Now, here is my idea for the perfect ruler… I like the simple left-click-and-drag approach for the measurement itself, and I like the option to move the scalar somewhere else if desired. So, combine Amicas’ and ScImage’s approach to that point. It also would be nice if you could click a line with the ruler tool if you need to adjust it. Here is my great innovation….add magnification to the mix. As noted on an earlier entry, Agfa uses the mouse wheel to magnify within the zoom tool. How about enabling this functionality for the ruler? Amicas actually won’t let you drop a line if it does not cover a sufficient distance (basically if you didn’t move the mouse more than a few pixels), so how about giving you the ability to zoom in on the area of interest while still within the same ruler tool? I think this would work quite well. Who’s going to be the first to implement it???

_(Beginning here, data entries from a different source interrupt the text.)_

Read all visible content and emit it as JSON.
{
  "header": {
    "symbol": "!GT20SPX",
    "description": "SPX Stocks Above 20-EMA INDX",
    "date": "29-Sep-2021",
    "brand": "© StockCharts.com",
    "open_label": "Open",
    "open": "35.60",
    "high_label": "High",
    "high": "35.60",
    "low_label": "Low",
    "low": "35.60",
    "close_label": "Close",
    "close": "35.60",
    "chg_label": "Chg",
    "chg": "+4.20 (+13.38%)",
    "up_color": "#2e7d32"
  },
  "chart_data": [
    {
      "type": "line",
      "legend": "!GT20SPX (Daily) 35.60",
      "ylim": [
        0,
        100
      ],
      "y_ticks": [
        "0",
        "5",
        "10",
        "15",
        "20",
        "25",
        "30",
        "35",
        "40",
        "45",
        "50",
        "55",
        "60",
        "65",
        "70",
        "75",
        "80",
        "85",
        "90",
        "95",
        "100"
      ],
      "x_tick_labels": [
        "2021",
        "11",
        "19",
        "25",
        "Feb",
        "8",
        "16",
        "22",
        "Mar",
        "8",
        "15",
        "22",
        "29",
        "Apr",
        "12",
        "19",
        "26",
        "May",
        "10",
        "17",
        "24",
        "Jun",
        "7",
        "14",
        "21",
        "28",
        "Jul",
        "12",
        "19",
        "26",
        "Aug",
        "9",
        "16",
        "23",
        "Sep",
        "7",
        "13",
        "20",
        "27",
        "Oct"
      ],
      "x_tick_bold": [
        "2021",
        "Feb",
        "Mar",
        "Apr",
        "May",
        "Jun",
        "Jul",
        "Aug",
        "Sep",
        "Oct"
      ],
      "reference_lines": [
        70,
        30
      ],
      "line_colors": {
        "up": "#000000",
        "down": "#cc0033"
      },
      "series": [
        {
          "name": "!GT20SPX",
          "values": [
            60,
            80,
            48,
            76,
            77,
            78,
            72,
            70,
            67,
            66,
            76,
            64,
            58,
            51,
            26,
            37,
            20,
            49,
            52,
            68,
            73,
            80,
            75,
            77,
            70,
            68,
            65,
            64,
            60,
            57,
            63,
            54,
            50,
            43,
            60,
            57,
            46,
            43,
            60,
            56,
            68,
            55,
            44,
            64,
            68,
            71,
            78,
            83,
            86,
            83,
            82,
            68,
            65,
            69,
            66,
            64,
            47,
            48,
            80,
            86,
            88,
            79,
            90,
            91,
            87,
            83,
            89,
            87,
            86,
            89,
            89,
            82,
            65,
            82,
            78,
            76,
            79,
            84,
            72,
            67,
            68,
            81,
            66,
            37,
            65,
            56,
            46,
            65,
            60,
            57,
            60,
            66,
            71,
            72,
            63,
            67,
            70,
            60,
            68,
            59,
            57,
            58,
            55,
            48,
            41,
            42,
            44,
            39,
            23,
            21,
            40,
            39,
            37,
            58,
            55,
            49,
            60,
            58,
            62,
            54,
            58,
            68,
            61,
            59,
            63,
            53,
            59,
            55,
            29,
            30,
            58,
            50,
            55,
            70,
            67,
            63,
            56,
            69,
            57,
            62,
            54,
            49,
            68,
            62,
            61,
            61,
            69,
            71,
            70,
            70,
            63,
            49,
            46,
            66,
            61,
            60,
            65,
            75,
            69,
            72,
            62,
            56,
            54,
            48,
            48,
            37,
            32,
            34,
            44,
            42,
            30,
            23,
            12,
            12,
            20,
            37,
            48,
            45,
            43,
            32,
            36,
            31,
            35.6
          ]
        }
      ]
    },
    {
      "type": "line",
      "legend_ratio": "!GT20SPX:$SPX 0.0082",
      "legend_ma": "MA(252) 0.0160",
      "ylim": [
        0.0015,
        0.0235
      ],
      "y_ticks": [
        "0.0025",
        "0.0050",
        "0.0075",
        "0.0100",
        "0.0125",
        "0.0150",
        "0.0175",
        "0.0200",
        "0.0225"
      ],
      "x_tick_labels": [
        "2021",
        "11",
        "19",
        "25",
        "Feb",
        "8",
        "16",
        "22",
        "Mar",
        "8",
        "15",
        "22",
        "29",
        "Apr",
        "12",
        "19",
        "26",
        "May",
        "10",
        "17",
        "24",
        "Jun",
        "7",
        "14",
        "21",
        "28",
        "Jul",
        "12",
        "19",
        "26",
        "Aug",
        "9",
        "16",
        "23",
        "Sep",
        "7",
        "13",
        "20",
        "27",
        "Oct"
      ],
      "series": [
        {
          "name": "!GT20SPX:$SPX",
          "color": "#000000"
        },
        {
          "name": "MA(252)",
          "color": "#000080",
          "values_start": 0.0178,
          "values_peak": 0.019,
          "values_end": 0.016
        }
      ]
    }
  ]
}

I’m going to ignore the angle tool. Most systems let you draw two lines in some fashion and then give the angle between them, useful for Cobb angle measurement. Amicas plans to implement this on the next release of LightBeam. I can’t say I’ve noticed its absence.

The ellipse serves many purposes, mainly highlighting an area or giving the average density within that area. Once you get beyond the toggle mentality, I prefer Agfa’s approach. Left-click for the center of the ellipse, left-click-and-drag for one axis, and again for the second. Until the tool is dropped with a right-click, the ellipse can be rotated and resized to your heart’s content. The ellipse grows from the center, not an edge, which turns out to be more intuitive.

Any votes for my next tool-ish remarks?